Lou Holtz Joins Notre Dame's Historic Revolutions Celebration!
Former ESPN colleagues, Notre Dame coaches and players, and more attended the funeral Mass and burial for Lou Holtz on Monday.
SOUTH BEND — Former Notre Dame football coach Lou Holtz , the last man to lead the Irish to the national championship, was laid to rest Monday on the same campus his teams once electrified with their sustained excellence. Holtz, who died March 4 at age 89, was buried next to his wife Beth, who died in June 2020, at Notre Dame ’s Cedar Grove Cemetery. Dozens of mourners lined both sides of Notre Dame Avenue for the burial procession in 25-degree afternoon temperatures.

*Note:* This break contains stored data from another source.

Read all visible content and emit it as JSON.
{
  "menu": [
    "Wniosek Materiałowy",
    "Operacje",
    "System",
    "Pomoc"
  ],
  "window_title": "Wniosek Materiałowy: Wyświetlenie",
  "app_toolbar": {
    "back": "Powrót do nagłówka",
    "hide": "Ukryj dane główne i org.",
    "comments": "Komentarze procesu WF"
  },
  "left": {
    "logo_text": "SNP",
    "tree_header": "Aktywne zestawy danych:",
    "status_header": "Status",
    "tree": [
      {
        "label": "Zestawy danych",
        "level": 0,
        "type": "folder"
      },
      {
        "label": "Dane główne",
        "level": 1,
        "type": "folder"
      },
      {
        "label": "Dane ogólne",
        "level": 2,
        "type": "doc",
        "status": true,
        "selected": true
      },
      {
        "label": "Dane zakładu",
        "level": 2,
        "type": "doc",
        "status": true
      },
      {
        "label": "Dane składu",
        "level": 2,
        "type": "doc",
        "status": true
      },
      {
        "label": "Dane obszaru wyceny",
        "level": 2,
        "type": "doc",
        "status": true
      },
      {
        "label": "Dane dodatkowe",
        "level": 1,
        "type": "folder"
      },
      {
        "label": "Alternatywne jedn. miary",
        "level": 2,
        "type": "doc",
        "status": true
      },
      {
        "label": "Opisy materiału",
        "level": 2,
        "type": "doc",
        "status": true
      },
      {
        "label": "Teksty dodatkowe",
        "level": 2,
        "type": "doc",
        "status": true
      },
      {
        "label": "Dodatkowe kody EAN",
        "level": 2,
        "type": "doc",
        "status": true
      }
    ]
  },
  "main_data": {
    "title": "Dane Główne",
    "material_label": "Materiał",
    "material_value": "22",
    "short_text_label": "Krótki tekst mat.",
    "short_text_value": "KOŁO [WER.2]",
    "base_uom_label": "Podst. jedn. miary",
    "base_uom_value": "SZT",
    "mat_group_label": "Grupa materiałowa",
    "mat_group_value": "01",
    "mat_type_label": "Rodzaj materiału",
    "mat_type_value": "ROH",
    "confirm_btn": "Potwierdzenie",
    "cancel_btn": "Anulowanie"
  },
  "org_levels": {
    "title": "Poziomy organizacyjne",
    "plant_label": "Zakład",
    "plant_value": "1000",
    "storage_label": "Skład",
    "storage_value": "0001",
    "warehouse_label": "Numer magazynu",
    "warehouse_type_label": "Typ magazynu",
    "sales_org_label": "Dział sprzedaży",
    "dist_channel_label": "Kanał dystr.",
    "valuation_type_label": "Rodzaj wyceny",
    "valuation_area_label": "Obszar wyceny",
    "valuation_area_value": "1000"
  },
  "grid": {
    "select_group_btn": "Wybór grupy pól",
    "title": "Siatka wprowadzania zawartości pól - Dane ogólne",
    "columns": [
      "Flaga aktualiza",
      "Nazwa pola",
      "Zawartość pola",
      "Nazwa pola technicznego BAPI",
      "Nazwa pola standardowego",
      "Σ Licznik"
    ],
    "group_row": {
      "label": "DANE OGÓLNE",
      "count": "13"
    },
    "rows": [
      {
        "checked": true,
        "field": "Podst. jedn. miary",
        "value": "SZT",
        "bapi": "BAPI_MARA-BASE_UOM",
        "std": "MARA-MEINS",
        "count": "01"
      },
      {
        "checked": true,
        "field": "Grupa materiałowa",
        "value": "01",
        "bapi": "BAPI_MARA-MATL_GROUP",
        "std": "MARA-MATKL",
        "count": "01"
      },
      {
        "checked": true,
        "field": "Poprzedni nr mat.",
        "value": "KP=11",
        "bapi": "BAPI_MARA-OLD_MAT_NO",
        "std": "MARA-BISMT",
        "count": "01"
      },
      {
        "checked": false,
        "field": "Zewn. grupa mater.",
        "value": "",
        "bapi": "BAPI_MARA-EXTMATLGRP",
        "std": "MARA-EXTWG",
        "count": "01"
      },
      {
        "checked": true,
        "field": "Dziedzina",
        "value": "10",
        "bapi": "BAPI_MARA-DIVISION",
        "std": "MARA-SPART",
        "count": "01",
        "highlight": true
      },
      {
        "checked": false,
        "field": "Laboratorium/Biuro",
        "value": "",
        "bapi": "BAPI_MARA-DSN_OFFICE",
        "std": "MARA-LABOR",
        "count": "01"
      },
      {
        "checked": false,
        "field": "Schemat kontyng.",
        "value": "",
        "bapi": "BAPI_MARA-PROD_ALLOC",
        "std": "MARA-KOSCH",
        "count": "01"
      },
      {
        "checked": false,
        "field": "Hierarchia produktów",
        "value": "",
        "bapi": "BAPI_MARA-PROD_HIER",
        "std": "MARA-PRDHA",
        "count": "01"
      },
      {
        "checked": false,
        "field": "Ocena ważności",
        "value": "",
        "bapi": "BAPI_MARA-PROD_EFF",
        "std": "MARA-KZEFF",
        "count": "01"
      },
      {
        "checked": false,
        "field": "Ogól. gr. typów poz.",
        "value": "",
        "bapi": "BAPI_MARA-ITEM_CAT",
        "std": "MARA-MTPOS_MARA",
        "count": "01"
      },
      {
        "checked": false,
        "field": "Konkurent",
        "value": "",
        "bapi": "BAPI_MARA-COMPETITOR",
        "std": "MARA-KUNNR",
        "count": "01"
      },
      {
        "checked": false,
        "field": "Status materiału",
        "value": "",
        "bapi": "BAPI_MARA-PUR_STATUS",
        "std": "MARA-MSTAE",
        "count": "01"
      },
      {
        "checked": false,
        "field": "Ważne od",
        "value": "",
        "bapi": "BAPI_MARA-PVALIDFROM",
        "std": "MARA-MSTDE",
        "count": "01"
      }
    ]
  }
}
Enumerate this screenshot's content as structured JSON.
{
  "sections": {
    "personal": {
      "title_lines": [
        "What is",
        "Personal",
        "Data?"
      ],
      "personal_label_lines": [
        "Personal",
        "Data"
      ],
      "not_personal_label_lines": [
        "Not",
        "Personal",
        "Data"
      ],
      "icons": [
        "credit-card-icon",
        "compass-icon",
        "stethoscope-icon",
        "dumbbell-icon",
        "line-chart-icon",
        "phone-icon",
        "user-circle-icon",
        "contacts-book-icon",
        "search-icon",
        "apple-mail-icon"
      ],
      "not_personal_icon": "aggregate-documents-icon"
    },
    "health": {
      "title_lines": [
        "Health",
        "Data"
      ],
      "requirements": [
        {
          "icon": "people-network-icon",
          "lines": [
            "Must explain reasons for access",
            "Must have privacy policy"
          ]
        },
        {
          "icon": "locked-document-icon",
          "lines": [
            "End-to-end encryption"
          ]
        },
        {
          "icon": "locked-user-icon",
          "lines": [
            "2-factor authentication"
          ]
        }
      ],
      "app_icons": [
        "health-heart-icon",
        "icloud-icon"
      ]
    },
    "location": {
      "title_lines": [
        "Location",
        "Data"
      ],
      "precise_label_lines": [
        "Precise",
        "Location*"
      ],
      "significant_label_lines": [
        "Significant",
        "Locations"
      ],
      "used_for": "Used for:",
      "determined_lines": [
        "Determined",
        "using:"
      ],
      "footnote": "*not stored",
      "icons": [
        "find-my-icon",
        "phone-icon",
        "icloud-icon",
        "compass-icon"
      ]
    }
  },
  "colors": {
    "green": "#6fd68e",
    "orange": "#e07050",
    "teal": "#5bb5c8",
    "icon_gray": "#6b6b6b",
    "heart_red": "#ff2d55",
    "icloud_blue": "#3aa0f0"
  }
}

A light sleet fell on those who gathered to pay their respects following Holtz’s 75-minute funeral at the Basilica of the Sacred Heart. The Notre Dame marching band played the “Alma Mater” to kick off the procession. Holtz, who led the Irish to 100 victories from 1986-96, including the 1988 national title, joined fellow national championship coaches Ara Parseghian and Knute Rockne as the only known Notre Dame football coaches granted a final resting place on campus.
“My intention today is not to paint a halo around Lou’s head, gloss over his faults,” Rev. John I. Jenkins, the former Notre Dame president, said in his homily.
“Those for whom Lou worked, those who worked for him, knew that he could be volatile, hard-headed. His players can tell you that he was often impossibly, maddingly demanding. “Lou could be hard to manage, hard to work for, hard to play for … Lou would be the first to admit these things.